The name of the game here is heavy. None of the bands on this bill (including extra support Apes out of Quebec City) make a habit of incorporating anything melodic in their music. This concert setup tends to either make or break acts when they hit the stage, leaving them to drown in the wall of sound or be cohesive enough to stand out above the rest.

Richmond, Virginia’s Inter Arma made a good job of rising out of the pack - frontman Mike Paparo prowling the stage with sure command. When he wasn't shaking his head maniacally side to side, Paparo would stand completely still, holding uncomfortable eye contact with specific audience members as the assembly behind him pushed out slow, sludgy riffs. And while the majority of their music leans heavy towards the trudging Primitive Man end of the spectrum, one particular moment of their set saw the band transition from a quiet, peaceful passage to a borderline classic rock jam reminiscent of the faster fun bits in Kansas’ “Carry On My Wayward Son” – as much of a jab that may sound like. Ironically, this was one of the highlights of the night, just because of how different this transition sounded from everything else.

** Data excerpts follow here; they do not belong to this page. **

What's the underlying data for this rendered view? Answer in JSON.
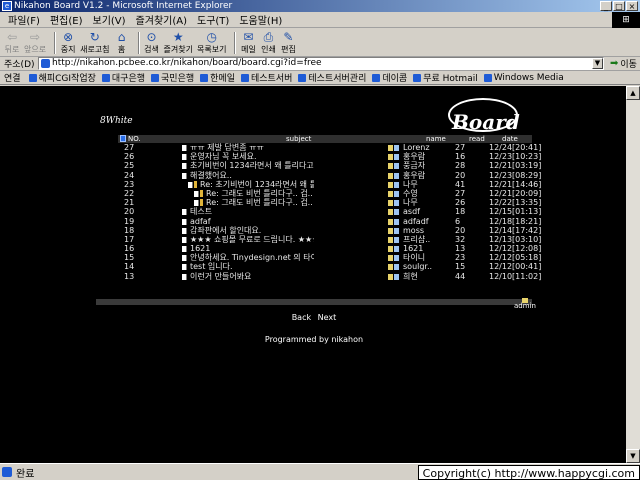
{
  "window": {
    "title": "Nikahon Board V1.2 - Microsoft Internet Explorer",
    "controls": [
      "_",
      "□",
      "×"
    ]
  },
  "menu": [
    "파일(F)",
    "편집(E)",
    "보기(V)",
    "즐겨찾기(A)",
    "도구(T)",
    "도움말(H)"
  ],
  "toolbar": [
    {
      "label": "뒤로",
      "icon": "back-arrow-icon",
      "glyph": "⇦",
      "disabled": true
    },
    {
      "label": "앞으로",
      "icon": "forward-arrow-icon",
      "glyph": "⇨",
      "disabled": true
    },
    {
      "label": "중지",
      "icon": "stop-icon",
      "glyph": "⊗",
      "disabled": false
    },
    {
      "label": "새로고침",
      "icon": "refresh-icon",
      "glyph": "↻",
      "disabled": false
    },
    {
      "label": "홈",
      "icon": "home-icon",
      "glyph": "⌂",
      "disabled": false
    },
    {
      "label": "검색",
      "icon": "search-icon",
      "glyph": "⊙",
      "disabled": false
    },
    {
      "label": "즐겨찾기",
      "icon": "favorites-icon",
      "glyph": "★",
      "disabled": false
    },
    {
      "label": "목록보기",
      "icon": "history-icon",
      "glyph": "◷",
      "disabled": false
    },
    {
      "label": "메일",
      "icon": "mail-icon",
      "glyph": "✉",
      "disabled": false
    },
    {
      "label": "인쇄",
      "icon": "print-icon",
      "glyph": "⎙",
      "disabled": false
    },
    {
      "label": "편집",
      "icon": "edit-icon",
      "glyph": "✎",
      "disabled": false
    }
  ],
  "address": {
    "label": "주소(D)",
    "url": "http://nikahon.pcbee.co.kr/nikahon/board/board.cgi?id=free",
    "go_label": "이동"
  },
  "links": {
    "label": "연결",
    "items": [
      "해피CGI작업장",
      "대구은행",
      "국민은행",
      "한메일",
      "테스트서버",
      "테스트서버관리",
      "데이콤",
      "무료 Hotmail",
      "Windows Media"
    ]
  },
  "board": {
    "brand": "8White",
    "logo": "Board",
    "columns": {
      "no": "NO.",
      "subject": "subject",
      "name": "name",
      "read": "read",
      "date": "date"
    },
    "rows": [
      {
        "no": "27",
        "subject": "ㅠㅠ 제발 답변좀 ㅠㅠ",
        "name": "Lorenz",
        "read": "27",
        "date": "12/24[20:41]",
        "depth": 0
      },
      {
        "no": "26",
        "subject": "운영자님 꼭 보세요.",
        "name": "홍우람",
        "read": "16",
        "date": "12/23[10:23]",
        "depth": 0
      },
      {
        "no": "25",
        "subject": "초기비번이 1234라면서 왜 틀리다고 나오죠....",
        "name": "풍금자",
        "read": "28",
        "date": "12/21[03:19]",
        "depth": 0
      },
      {
        "no": "24",
        "subject": "해결했어요..",
        "name": "홍우람",
        "read": "20",
        "date": "12/23[08:29]",
        "depth": 0
      },
      {
        "no": "23",
        "subject": "Re: 초기비번이 1234라면서 왜 틀리다고 나?....",
        "name": "나무",
        "read": "41",
        "date": "12/21[14:46]",
        "depth": 1
      },
      {
        "no": "22",
        "subject": "Re: 그래도 비번 틀리다구.. 겁.. T_T",
        "name": "수영",
        "read": "27",
        "date": "12/21[20:09]",
        "depth": 2
      },
      {
        "no": "21",
        "subject": "Re: 그래도 비번 틀리다구.. 겁.. T_T",
        "name": "나무",
        "read": "26",
        "date": "12/22[13:35]",
        "depth": 2
      },
      {
        "no": "20",
        "subject": "테스트",
        "name": "asdf",
        "read": "18",
        "date": "12/15[01:13]",
        "depth": 0
      },
      {
        "no": "19",
        "subject": "adfaf",
        "name": "adfadf",
        "read": "6",
        "date": "12/18[18:21]",
        "depth": 0
      },
      {
        "no": "18",
        "subject": "감좌판에서 할인대요.",
        "name": "moss",
        "read": "20",
        "date": "12/14[17:42]",
        "depth": 0
      },
      {
        "no": "17",
        "subject": "★★★ 쇼핑몰 무료로 드립니다. ★★★",
        "name": "프리샵..",
        "read": "32",
        "date": "12/13[03:10]",
        "depth": 0
      },
      {
        "no": "16",
        "subject": "1621",
        "name": "1621",
        "read": "13",
        "date": "12/12[12:08]",
        "depth": 0
      },
      {
        "no": "15",
        "subject": "안녕하세요. Tinydesign.net 의 타이니 입?....",
        "name": "타이니",
        "read": "23",
        "date": "12/12[05:18]",
        "depth": 0
      },
      {
        "no": "14",
        "subject": "test 입니다.",
        "name": "soulgr..",
        "read": "15",
        "date": "12/12[00:41]",
        "depth": 0
      },
      {
        "no": "13",
        "subject": "이런거 만들어봐요",
        "name": "희현",
        "read": "44",
        "date": "12/10[11:02]",
        "depth": 0
      }
    ],
    "admin_label": "admin",
    "nav": {
      "back": "Back",
      "next": "Next"
    },
    "credit": "Programmed by nikahon"
  },
  "status": {
    "text": "완료",
    "copyright": "Copyright(c) http://www.happycgi.com"
  }
}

And thus it was time for End (decidedly better than the end), a hardcore/metalcore supergroup made up of musicians from Counterparts, Fit For An Autopsy, The Acacia Strain, Shai Hulud, and Reign Supreme. The collective groups associated with this act immediately shone through in the powerhouse of sound emitting from the stage, with frontman Brendan Murphy doing well to rile up the crowd between songs. End’s blend of hardcore and metalcore was straightforward but executed well, which injected the crowd with an energy unmatched by everyone else on the bill, barring the headliner.

And that brings us to Full of Hell. The powerviolence/death metal/noise outfit have been kicking ass and taking names since their 2009 formation – their following growing to surprising numbers given how intense and grating their music can be at times. The world really is full of freaks.

In between minute-long sessions of breakdown riffs and blastbeats layered under singer Dylan Walker screaming his absolute head off, Walker manned a console on stage, fiddling with knobs that produced ear-bleeding screeches intense enough to sober up even the farthest gone. The frontman also brought out a black light-up flute thingy that looked like some kind of futuristic breathalyzer straight out of Blade Runner. The frontman blew into this instrument while manipulating the console below him, which made some kind of noise that otherwise wasn’t discernable from all the other noise. But if you can’t discern any of the noise, the noise act achieves its goal, doesn’t it? I think I got that one from Nietzche.

The concert was alright. With so many heavy acts, everything turns pretty muddy act after act. Full of Hell’s place atop the bill was reinforced in their performance however, as the extra layers of noise and quality of their (albeit short) songs synthesized in a way that other groups fail to replicate. The tour is worth catching if you’re into the specific niche most of these bands fall into.